Música e Trabalho

Cidadão

Por Ana Paula Silva Araújo1

A música “Cidadão” retrata algumas das mazelas da sociedade brasileira experimentadas pelo migrante nordestino na década de 70, que permanecem presentes na atualidade, narradas pelo próprio trabalhador, que exercia a profissão de pedreiro em obras de construção civil, cuja indústria estava em franco desenvolvimento, motivo da criação de oportunidades para os trabalhadores braçais vindos de outras regiões do país.

A estrofe da música abaixo transcrita revela a dificuldade de acesso à educação presente na grande maioria das famílias dos trabalhadores braçais do nosso país:

Tá vendo aquele colégio moço?
Eu também trabalhei lá
Lá eu quase me arrebento
Pus a massa fiz cimento
Ajudei a rebocar
Minha filha inocente
Vem pra mim toda contente
Pai vou me matricular
Mas me diz um cidadão
Criança de pé no chão
Aqui não pode estudar
Esta dor doeu mais forte
Por que que eu deixei o norte
Eu me pus a me dizer
Lá a seca castigava mas o pouco que eu plantava
Tinha direito a comer

O texto traduz a tristeza do trabalhador diante da discriminação sofrida por sua filha, quando, contente, imaginou ser possível estudar na escola que o pai ajudou a construir. A angústia lhe tomou quando sentiu na pele a desigualdade social estendida à sua filha.

Estava impedido de sonhar com um futuro diferente para sua filha, alcançável por meio da educação, o que possibilitaria sua maior participação nos espaços da vida social, com efetivos incentivos para desenvolver suas potencialidades individuais, viabilizando a busca por igualdade de oportunidades.
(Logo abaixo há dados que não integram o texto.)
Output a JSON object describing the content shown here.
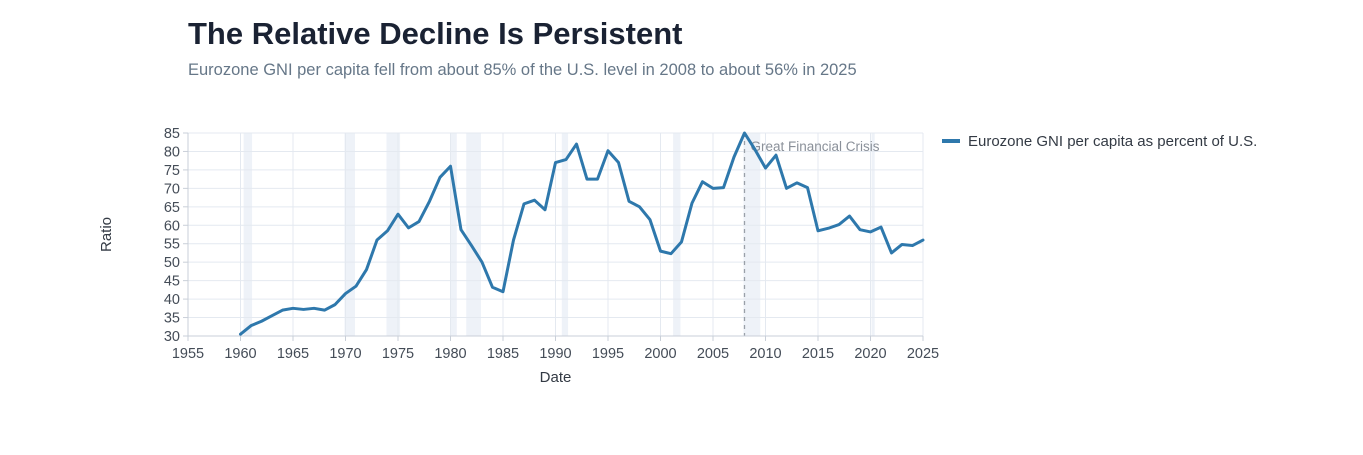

A educação é um instrumento de transformação da sociedade. Amplia a visão de mundo. É uma arma poderosa, pois o cidadão se torna mais crítico, tem mais oportunidades de emprego e melhoria para sua qualidade de vida.

Essa dificuldade retratada no acesso à educação demonstra efetivos prejuízos à sociedade como um todo, mais ainda com a entrada das novas tecnologias no ambiente laboral, como por exemplo, a utilização de robôs e de inteligência artificial nos processos produtivos, o que demandará a necessidade de constante qualificação para essa classe de trabalhadores, sob pena de se tornarem pessoas desocupadas ou desalentadas.

Outro ponto que merece destaque nessa estrofe é a exclusão social do povo vindo do norte e nordeste, em uma clara dicotomia lá/aqui pelo qual se observa que o eu lírico traduz o sentimento de falta de pertencimento do nordestino no local onde ele vive e trabalha, quando se pergunta “por que que eu deixei o norte?”

Torna-se evidente a sensação de estrangeiridade do trabalhador migrante, em virtude da discriminação, preconceito e humilhação que o afeta em grande medida, devendo ser considerada, inclusive, a forma como lembra do seu local de origem e das pessoas que lá ficaram, traduzindo uma resistência em não apagar suas origens.

Essa discriminação sofrida pelo trabalhador em razão de sua origem, tornou-se mais gravosa do que a discriminação presente normalmente nas relações de trabalho, advinda da relação de poder, no qual o empregado se encontra subordinado aos poderes do patrão.

Mas não se pode perder a esperança de ultrapassar as barreiras sociais impostas pela exclusão dos trabalhadores braçais e de suas famílias, com a conscientização da sociedade da importância da educação para o crescimento do país, devendo ser incentivada por políticas públicas.


  1. Ana Paula Silva de Araujo. Advogada. Sócia fundadora do Escritório Araujo & Lima Sociedade de Advogados. Palestrante. Mestranda em Gestão do Trabalho. Especialista em Direito do Trabalho e Direito Previdenciário. Membro do Instituto dos Advogados Brasileiros. Diretora da Escola Superior da Advocacia da AFAT (Associação Fluminense da Advocacia Fluminense). Conselheira do IPEDIS. Vice-Presidente da Comissão de Direito do Trabalho e Processo do Trabalho do IBRAPEJ. Presidente das Comissões ESA (Escola Superior da Advocacia) e CPS (Comissão de Previdência Social) da 25ª Subseção Itaboraí. Conselheira da 25ª Subseção Itaboraí. Membro da CPS da Seccional OAB/RJ.